Four additional medium-sized vertical paintings expand on the visual phenomenon of an afterimage–like the visual illusion these paintings repeat segments of the thirty-five-foot painting’s composition. Simulating the effects of images that remain in your periphery, the forms begin to transition to memories. Titled “Snapshots,” they suggest a larger outside world beyond their surfaces and take the repetition to a level of obstinate confirmation in her choices.
In the lower area of the gallery are hung several larger paintings of van Genderen’s late muse, her beloved studio mate, and cat Lou. For several years van Genderen painted loosely representational watercolor paintings of Lou, describing the process as using the figure to practice the abstract elements of figuration. The larger paintings of Lou refer back to the watercolors and expand upon the humanity of her subject.
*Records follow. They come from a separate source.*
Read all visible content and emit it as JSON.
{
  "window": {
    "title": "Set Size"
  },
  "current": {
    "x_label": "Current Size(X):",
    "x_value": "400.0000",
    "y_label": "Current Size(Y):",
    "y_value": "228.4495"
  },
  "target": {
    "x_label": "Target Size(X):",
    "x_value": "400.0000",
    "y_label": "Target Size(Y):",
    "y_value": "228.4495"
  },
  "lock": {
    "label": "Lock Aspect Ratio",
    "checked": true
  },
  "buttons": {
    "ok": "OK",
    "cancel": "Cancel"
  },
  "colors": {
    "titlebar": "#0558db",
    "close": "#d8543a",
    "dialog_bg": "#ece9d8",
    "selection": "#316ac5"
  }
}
Monique van Genderen is based in Los Angeles and La Jolla. She received an MFA from the California Institute of the Arts in 1991. Van Genderen has had solo exhibitions at the UCLA Hammer Museum, Los Angeles, CA; Kunstverein Heilbronn, Heilbronn, Germany; Wexner Center for the Arts, Columbus, OH; Pennsylvania Academy of the Fine Arts, Philadelphia, PA; Chinati Foundation, Marfa, TX; Miles McEnery, New York, NY; D’Amelio Gallery, New York, NY; and Michael Janssen Gallery, Berlin. Her work has also been included in group exhibitions with the Kunstverien Rosa Luxembourg Platz, Berlin, Museum of Contemporary Art San Diego, San Diego, CA; Los Angeles Nomadic Division (LAND), Los Angeles, CA; Kunstmuseum St. Gallen, Switzerland; Japanese American National Museum, Los Angeles, CA; and the 48th Corcoran Biennial in Washington, D.C. Her work is currently on view as part of the Murals of La Jolla in San Diego County, CA.